I am unsure if you are using the same power supply (battery) to power both the trolling motor and FF. If that is the case, it is a No No, as the PWM (electrical thingy) inside the trolling motor will cause erratic interrupted voltage in the battery, messing with the FF. It says in the manual to not use a battery which also serves the TM with your FF. Good luck.


----------



## bustedrod (May 13, 2015)

i wonder we used filters in line on power supplys to filter out the whistle and whine wonder if that is applicable for this ..


----------



## cane pole (Nov 27, 2011)

Steelheader88 said:


> I am unsure if you are using the same power supply (battery) to power both the trolling motor and FF. If that is the case, it is a No No, as the PWM (electrical thingy) inside the trolling motor will cause erratic interrupted voltage in the battery, messing with the FF. It says in the manual to not use a battery which also serves the TM with your FF. Good luck.

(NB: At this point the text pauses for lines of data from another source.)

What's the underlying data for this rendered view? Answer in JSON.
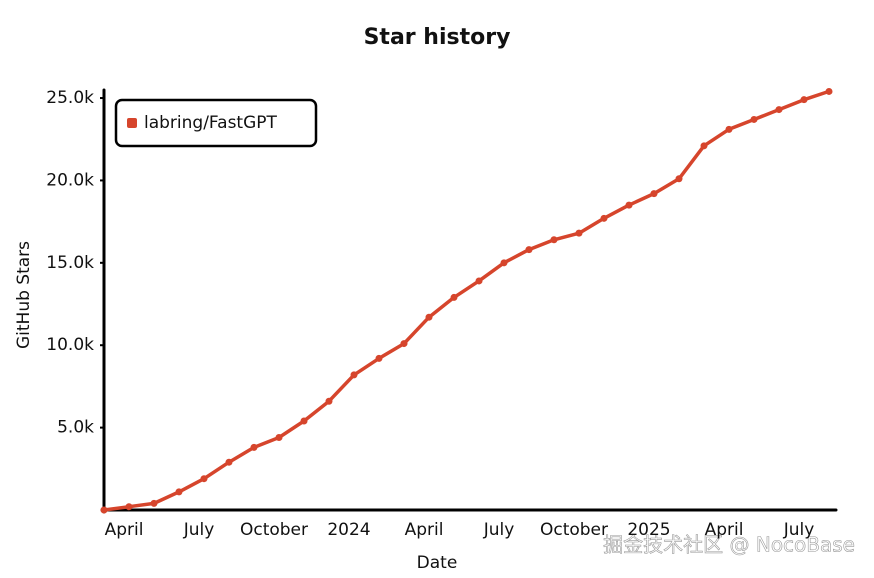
{
  "chart_data": {
    "type": "line",
    "title": "Star history",
    "x_label": "Date",
    "y_label": "GitHub Stars",
    "x": [
      "2023-03",
      "2023-04",
      "2023-05",
      "2023-06",
      "2023-07",
      "2023-08",
      "2023-09",
      "2023-10",
      "2023-11",
      "2023-12",
      "2024-01",
      "2024-02",
      "2024-03",
      "2024-04",
      "2024-05",
      "2024-06",
      "2024-07",
      "2024-08",
      "2024-09",
      "2024-10",
      "2024-11",
      "2024-12",
      "2025-01",
      "2025-02",
      "2025-03",
      "2025-04",
      "2025-05",
      "2025-06",
      "2025-07",
      "2025-08"
    ],
    "series": [
      {
        "name": "labring/FastGPT",
        "color": "#d6452c",
        "values": [
          0,
          200,
          400,
          1100,
          1900,
          2900,
          3800,
          4400,
          5400,
          6600,
          8200,
          9200,
          10100,
          11700,
          12900,
          13900,
          15000,
          15800,
          16400,
          16800,
          17700,
          18500,
          19200,
          20100,
          22100,
          23100,
          23700,
          24300,
          24900,
          25400
        ]
      }
    ],
    "xlim": [
      "2023-03",
      "2025-08"
    ],
    "xticks": [
      {
        "value": "2023-04",
        "label": "April"
      },
      {
        "value": "2023-07",
        "label": "July"
      },
      {
        "value": "2023-10",
        "label": "October"
      },
      {
        "value": "2024-01",
        "label": "2024"
      },
      {
        "value": "2024-04",
        "label": "April"
      },
      {
        "value": "2024-07",
        "label": "July"
      },
      {
        "value": "2024-10",
        "label": "October"
      },
      {
        "value": "2025-01",
        "label": "2025"
      },
      {
        "value": "2025-04",
        "label": "April"
      },
      {
        "value": "2025-07",
        "label": "July"
      }
    ],
    "ylim": [
      0,
      25500
    ],
    "yticks": [
      {
        "value": 5000,
        "label": "5.0k"
      },
      {
        "value": 10000,
        "label": "10.0k"
      },
      {
        "value": 15000,
        "label": "15.0k"
      },
      {
        "value": 20000,
        "label": "20.0k"
      },
      {
        "value": 25000,
        "label": "25.0k"
      }
    ],
    "legend": "top-left",
    "grid": false
  },
  "watermark": "掘金技术社区 @ NocoBase"
}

I ran the power supply from my starting battery. Completely separate from trolling batteries. I looked & seen several videos on YouTube about interference with this & other units. Placement of the wires, filters, etc. Just need to start eliminating things. Thanks for the feedback guys. I really do appreciate it.


----------



## Steelheader88 (Aug 14, 2008)

I know there is also language about how big of a coil to loop the extra transducer line into and to store that away from other magnetic sources, good luck!


----------



## JamesF (May 20, 2016)

I ran my wire to a dedicated battery. I also have the wires on the opposite side of my boat. That battery runs my lights and a few other low amp drawing items. By filter's do you mean fuses or ferrite chokes? Fuses should be as close to the battery as possible. I put a ferrite choke on my transducer cable. Use the best shielded wire available . The less connection's the better. Seems like you may have a connection with your TM. Are you using a buss bar or panel?


----------



## cane pole (Nov 27, 2011)

Here's something else that Hannah sent me from Humminbird almost forgot. She called it a choke. She said if I ran my power wires from an independent battery and that independent battery was connected to an on board charger install this choak.


----------



## JamesF (May 20, 2016)

That should do the job. If not. Just do what a lot of people do. Take it off and start over.


----------